Deferred “Mirandizing,” the only variance sought by Obama’s Department of Justice, has long been permitted under the “public safety” exception. Pursuant to this rule, where questioning is necessary to guarantee the safety of officers or the general public, police can question suspects without warning, and admit the suspect’s responses at trial, even if the responses are incriminating. New York v. Quarles, 467 U.S. 649 (1984). Because I’m not a criminal defense attorney, I don’t know how far the exception goes: surely it must stop short of permitting full, pre-warning interrogation. But if our only objection to President Obama’s conduct of the war on terror is that he makes use of available exceptions to governing law, even if he strains them while doing it, we’re doing okay.

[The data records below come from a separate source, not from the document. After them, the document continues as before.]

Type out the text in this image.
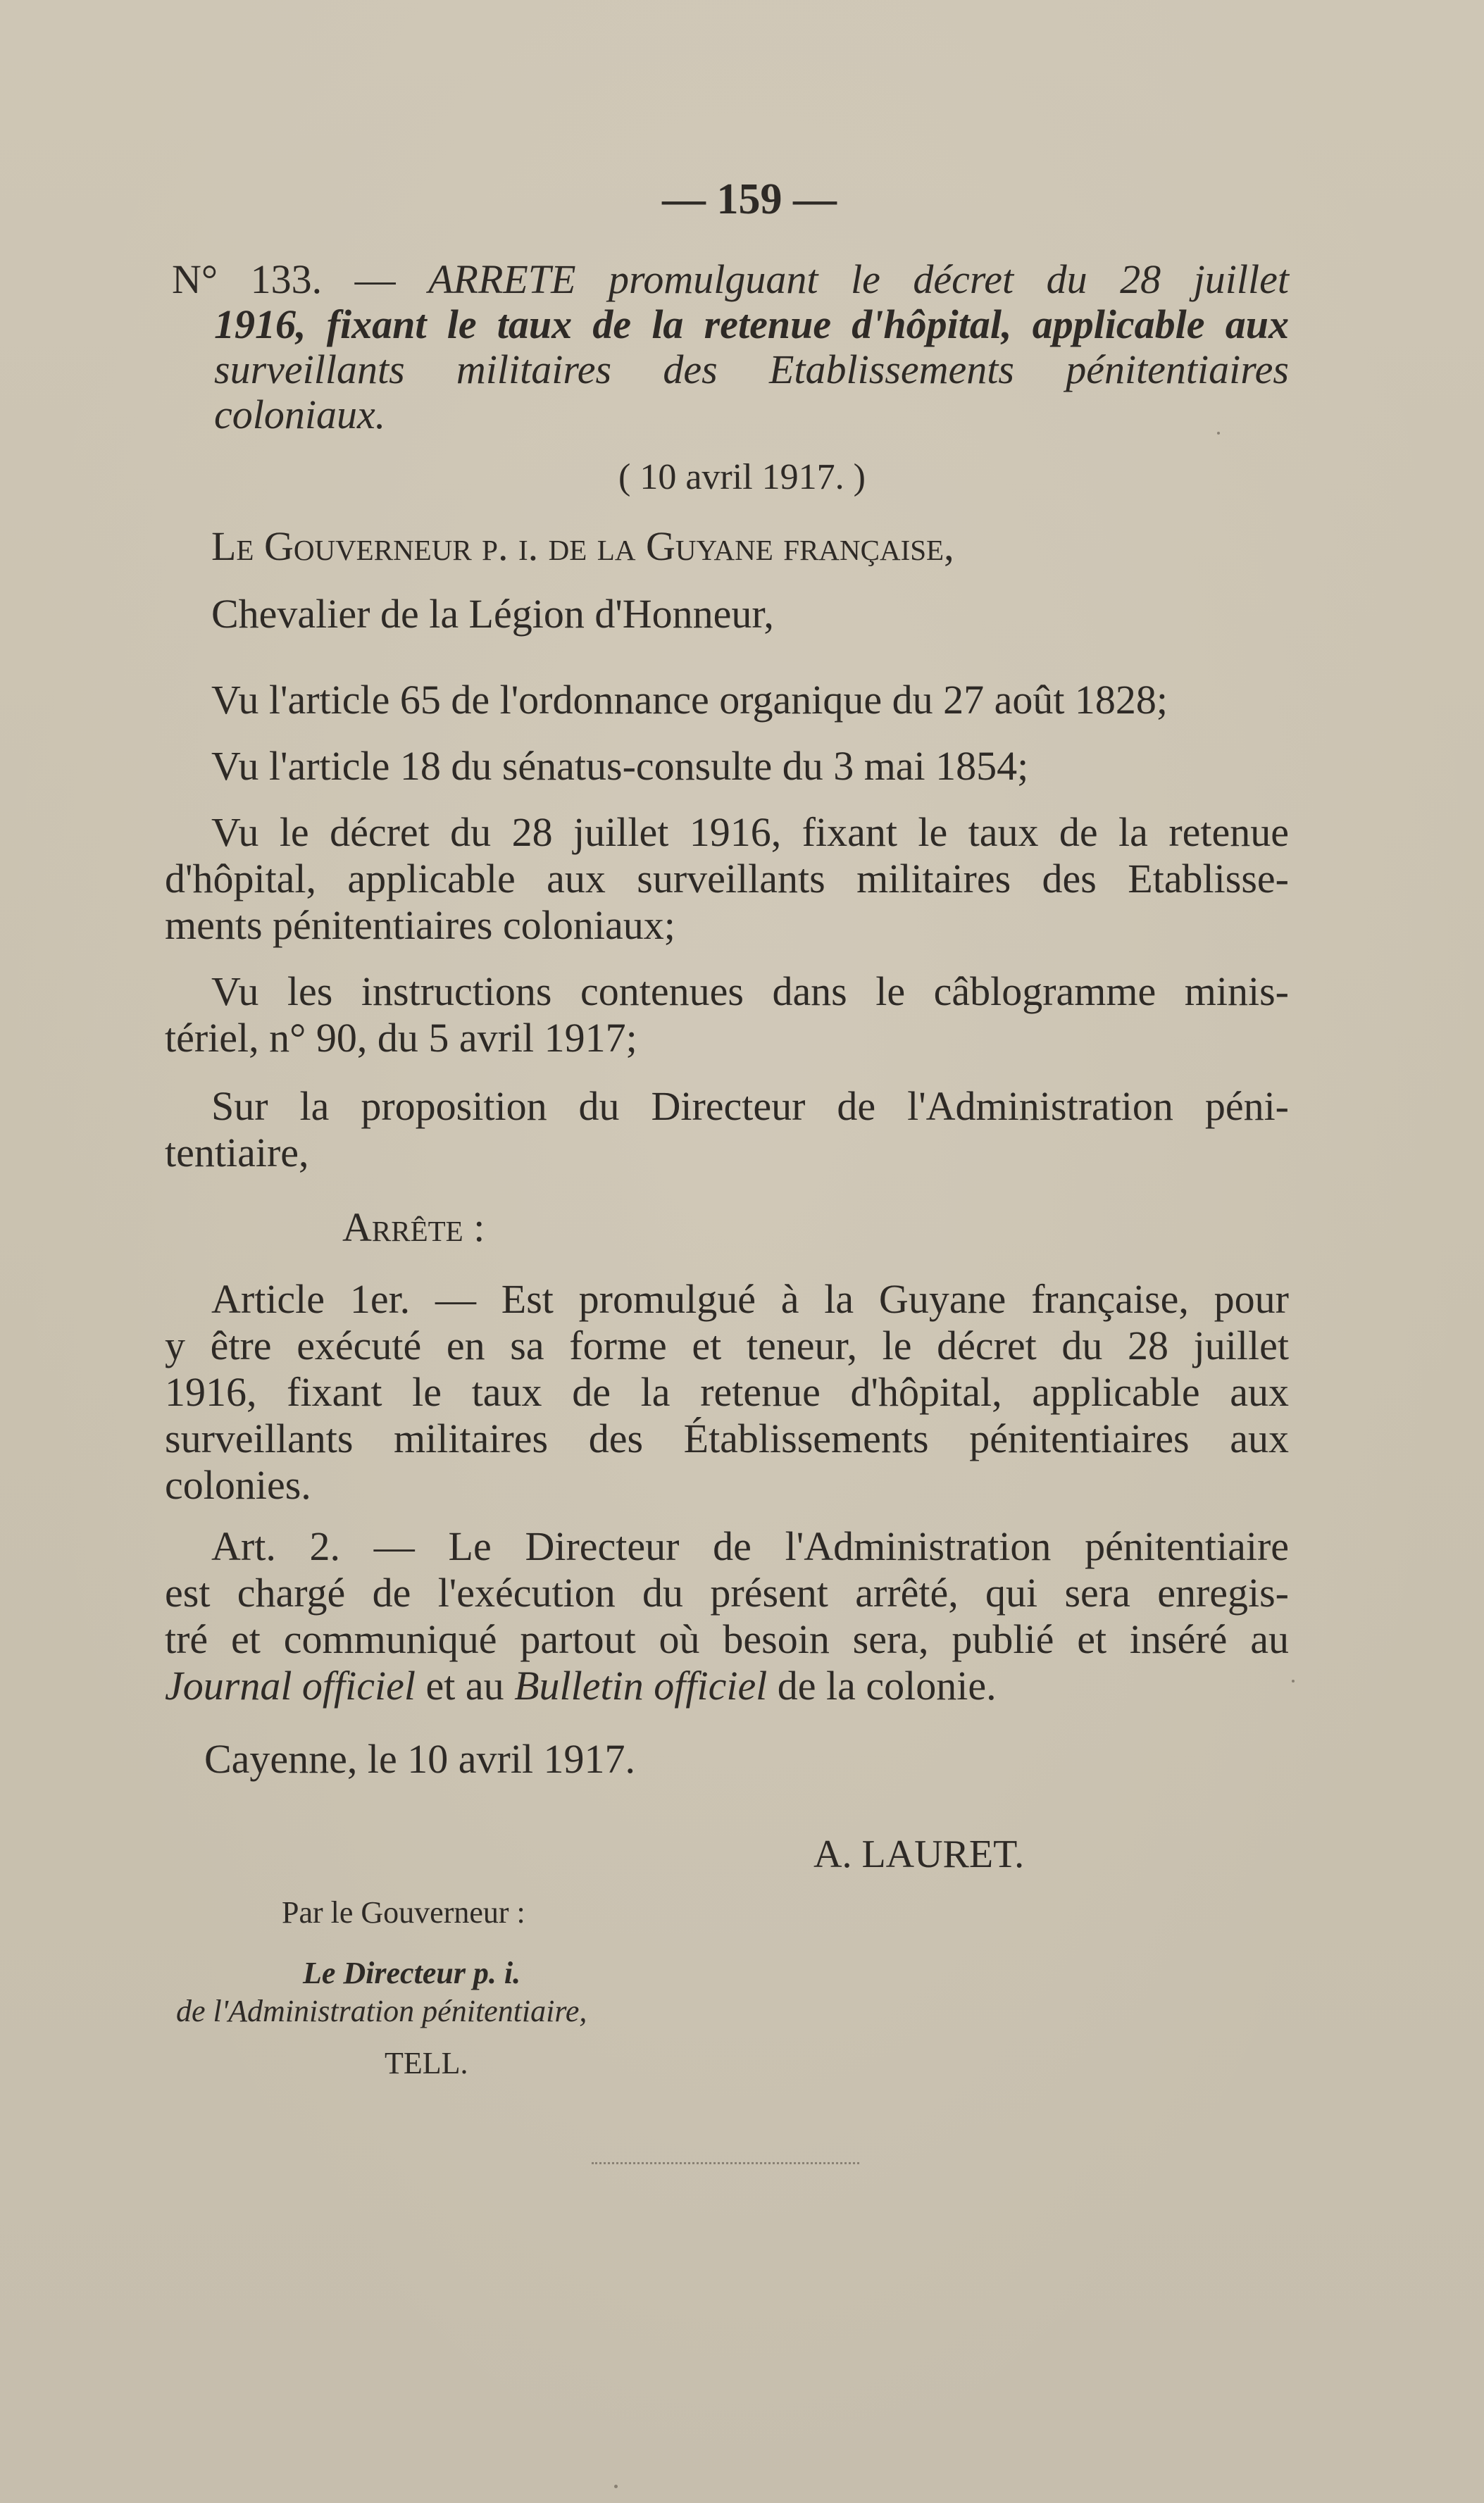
— 159 —
N° 133. — ARRETE promulguant le décret du 28 juillet
1916, fixant le taux de la retenue d'hôpital, applicable aux
surveillants militaires des Etablissements pénitentiaires
coloniaux.
( 10 avril 1917. )
Le Gouverneur p. i. de la Guyane française,
Chevalier de la Légion d'Honneur,
Vu l'article 65 de l'ordonnance organique du 27 août 1828;
Vu l'article 18 du sénatus-consulte du 3 mai 1854;
Vu le décret du 28 juillet 1916, fixant le taux de la retenue
d'hôpital, applicable aux surveillants militaires des Etablisse-
ments pénitentiaires coloniaux;
Vu les instructions contenues dans le câblogramme minis-
tériel, n° 90, du 5 avril 1917;
Sur la proposition du Directeur de l'Administration péni-
tentiaire,
Arrête :
Article 1er. — Est promulgué à la Guyane française, pour
y être exécuté en sa forme et teneur, le décret du 28 juillet
1916, fixant le taux de la retenue d'hôpital, applicable aux
surveillants militaires des Établissements pénitentiaires aux
colonies.
Art. 2. — Le Directeur de l'Administration pénitentiaire
est chargé de l'exécution du présent arrêté, qui sera enregis-
tré et communiqué partout où besoin sera, publié et inséré au
Journal officiel et au Bulletin officiel de la colonie.
Cayenne, le 10 avril 1917.
A. LAURET.
Par le Gouverneur :
Le Directeur p. i.
de l'Administration pénitentiaire,
TELL.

Similarly, Obama’s desire to change the rules of investigations shows that he cares what the rules are. This was emphatically not the case under President Bush. Rather than seeking authorization from a compliant Congress when making major counterterror decisions, at every turn, the Bush administration tried to “go it alone,” without input from the coordinate branches of government, because unilateralism, and the illegality it implied, weren’t necessary incidents to protecting the American public: they were desirable methods of re-asserting the authority of the unitary executive. Bush eventually sought congressional ratification of a number of his schemes, true, but only after the Supreme Court forced him to do just that. For Bush, Congress wasn’t a part of the lawmaking process — it was the contingency plan for dealing with the “activist” judiciary. By bringing Congress into the process, Obama is remedying the greatest of Bush’s flaws.
It’s entirely possible that expanding and institutionalizing the public safety exception to Miranda is the Wrong Thing To Do, from a civil rights perspective. But we can take comfort in the fact that it’s being done the right way. How sad, though, that it was ever otherwise. We shouldn’t be pleasantly surprised when the President adheres to the rule of law: we should expect it.